Contract effective date: September 18, 2024. Runtime consent, request, security, audit, and deployment timestamps remain factual records.
AI Governance Policy for Web and Mobile Apps
Scope
This policy applies to AI, machine learning, generative AI, automated decision systems, recommendation systems, classifiers, chatbots, agents, retrieval augmented generation, personalization engines and analytics models used in web apps, mobile apps, APIs and developer tools.
Risk classification
Before launch, every AI system must be classified by:
- user group, including children, patients, employees, applicants, students, consumers and vulnerable users;
- output impact, including health, legal, financial, employment, education, insurance, housing, credit, essential services and safety;
- model type, including generative, biometric, emotion inference, identity verification, clinical, cybersecurity, safety-critical, recommender or low-risk productivity;
- jurisdiction, including EU/EEA AI Act exposure and country-specific AI rules;
- data inputs and training/fine-tuning sources;
- whether outputs are used for automated decisionmaking, profiling or high-impact decisions.
Required controls
- Maintain an AI system register and model/vendor register.
- Complete an AI impact assessment before production use.
- Document model purpose, limits, evaluation results, bias tests, red-team tests, safety mitigations and human oversight.
- Prevent prohibited, illegal, deceptive, discriminatory, exploitative, unsafe, self-harm, CSAM, extremist, hateful, violent, medical misinformation and privacy-invasive outputs.
- Provide in-app reporting for AI-generated content when the app permits user-facing generated content.
- Disclose AI use when users may reasonably believe they are interacting with a person or when generated content could mislead.
- Keep logs sufficient for audit without overcollecting sensitive data.
- Do not use user content for model training unless disclosed, legally justified and configurable where required.

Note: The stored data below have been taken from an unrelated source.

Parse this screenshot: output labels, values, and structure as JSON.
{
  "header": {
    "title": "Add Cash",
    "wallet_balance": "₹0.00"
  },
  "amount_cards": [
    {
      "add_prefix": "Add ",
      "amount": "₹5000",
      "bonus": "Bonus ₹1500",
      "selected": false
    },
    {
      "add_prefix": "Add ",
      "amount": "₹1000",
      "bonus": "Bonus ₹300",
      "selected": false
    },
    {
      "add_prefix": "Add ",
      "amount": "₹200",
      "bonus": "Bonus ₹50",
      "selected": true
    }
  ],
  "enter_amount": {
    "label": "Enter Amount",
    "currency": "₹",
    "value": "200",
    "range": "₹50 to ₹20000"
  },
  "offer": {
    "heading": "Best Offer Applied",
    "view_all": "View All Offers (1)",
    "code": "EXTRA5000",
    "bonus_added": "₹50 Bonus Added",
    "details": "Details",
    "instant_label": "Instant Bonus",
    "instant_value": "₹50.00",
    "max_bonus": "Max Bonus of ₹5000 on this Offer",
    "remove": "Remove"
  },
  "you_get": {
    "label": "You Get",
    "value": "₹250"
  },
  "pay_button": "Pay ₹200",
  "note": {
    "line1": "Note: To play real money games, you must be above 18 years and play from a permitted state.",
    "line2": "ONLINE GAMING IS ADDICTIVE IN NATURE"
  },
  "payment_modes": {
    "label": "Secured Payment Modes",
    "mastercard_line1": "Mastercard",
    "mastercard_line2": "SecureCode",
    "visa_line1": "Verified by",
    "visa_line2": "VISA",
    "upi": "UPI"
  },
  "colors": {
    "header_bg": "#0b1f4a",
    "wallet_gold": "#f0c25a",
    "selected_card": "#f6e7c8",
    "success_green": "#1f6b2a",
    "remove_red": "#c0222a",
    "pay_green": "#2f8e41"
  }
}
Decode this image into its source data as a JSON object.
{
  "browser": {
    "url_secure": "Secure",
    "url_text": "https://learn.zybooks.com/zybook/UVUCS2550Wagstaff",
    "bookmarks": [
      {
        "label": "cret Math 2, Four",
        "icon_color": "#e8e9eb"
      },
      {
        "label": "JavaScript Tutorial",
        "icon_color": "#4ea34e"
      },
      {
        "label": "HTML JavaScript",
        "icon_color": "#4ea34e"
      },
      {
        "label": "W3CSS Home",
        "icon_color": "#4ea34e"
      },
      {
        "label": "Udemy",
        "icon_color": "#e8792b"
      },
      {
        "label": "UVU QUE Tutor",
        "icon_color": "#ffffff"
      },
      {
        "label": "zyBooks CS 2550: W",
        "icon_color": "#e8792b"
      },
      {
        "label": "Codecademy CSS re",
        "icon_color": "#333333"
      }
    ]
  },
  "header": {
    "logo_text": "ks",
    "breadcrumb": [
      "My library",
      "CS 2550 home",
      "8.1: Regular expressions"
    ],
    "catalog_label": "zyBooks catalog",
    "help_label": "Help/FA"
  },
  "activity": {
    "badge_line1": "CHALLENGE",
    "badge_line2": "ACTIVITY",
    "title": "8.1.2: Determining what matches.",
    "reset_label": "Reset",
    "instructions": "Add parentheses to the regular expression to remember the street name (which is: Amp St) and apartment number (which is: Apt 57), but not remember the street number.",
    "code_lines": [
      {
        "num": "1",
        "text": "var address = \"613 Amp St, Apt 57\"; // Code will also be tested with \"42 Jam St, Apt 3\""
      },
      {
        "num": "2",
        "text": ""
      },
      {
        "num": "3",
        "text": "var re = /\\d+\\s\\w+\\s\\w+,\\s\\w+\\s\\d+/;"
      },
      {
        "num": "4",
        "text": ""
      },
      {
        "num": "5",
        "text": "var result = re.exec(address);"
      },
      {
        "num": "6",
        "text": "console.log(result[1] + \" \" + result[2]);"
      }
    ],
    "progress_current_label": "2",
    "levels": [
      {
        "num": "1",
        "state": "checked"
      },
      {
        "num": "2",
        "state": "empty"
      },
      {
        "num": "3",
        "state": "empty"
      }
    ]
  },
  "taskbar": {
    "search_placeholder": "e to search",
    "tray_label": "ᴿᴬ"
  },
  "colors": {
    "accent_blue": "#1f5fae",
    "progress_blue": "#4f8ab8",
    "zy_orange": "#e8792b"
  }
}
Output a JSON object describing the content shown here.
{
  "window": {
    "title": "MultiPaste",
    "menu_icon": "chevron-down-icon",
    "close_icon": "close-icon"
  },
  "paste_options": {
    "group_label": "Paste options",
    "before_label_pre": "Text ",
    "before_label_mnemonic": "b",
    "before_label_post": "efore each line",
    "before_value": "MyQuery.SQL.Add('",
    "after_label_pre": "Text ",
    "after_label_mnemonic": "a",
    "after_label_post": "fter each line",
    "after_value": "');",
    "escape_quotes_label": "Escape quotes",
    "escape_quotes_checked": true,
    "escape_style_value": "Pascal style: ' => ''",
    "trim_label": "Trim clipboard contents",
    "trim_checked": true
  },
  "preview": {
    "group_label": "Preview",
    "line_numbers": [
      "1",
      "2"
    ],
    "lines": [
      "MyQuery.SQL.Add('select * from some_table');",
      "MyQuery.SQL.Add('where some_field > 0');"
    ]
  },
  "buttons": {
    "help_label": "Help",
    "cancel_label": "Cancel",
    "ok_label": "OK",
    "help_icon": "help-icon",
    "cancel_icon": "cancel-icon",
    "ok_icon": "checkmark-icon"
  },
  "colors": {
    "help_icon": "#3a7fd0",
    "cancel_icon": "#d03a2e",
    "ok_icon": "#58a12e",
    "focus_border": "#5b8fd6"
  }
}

- Provide human review and appeal for consequential decisions.
Third-party AI providers
Third-party AI providers must pass privacy, security, retention, training-use, data residency, subprocessors, abuse reporting, deletion, incident notice, confidentiality and IP review. User data must not be routed to a provider until vendor risk is approved and app-store disclosures are updated.
AI release blockers
Release is blocked when: data flows are unknown; privacy labels are inconsistent; high-risk use lacks human oversight; safety evaluation is missing; children/health/financial/employment use lacks counsel review; generated-content reporting is absent where required; or the product makes unsupported claims.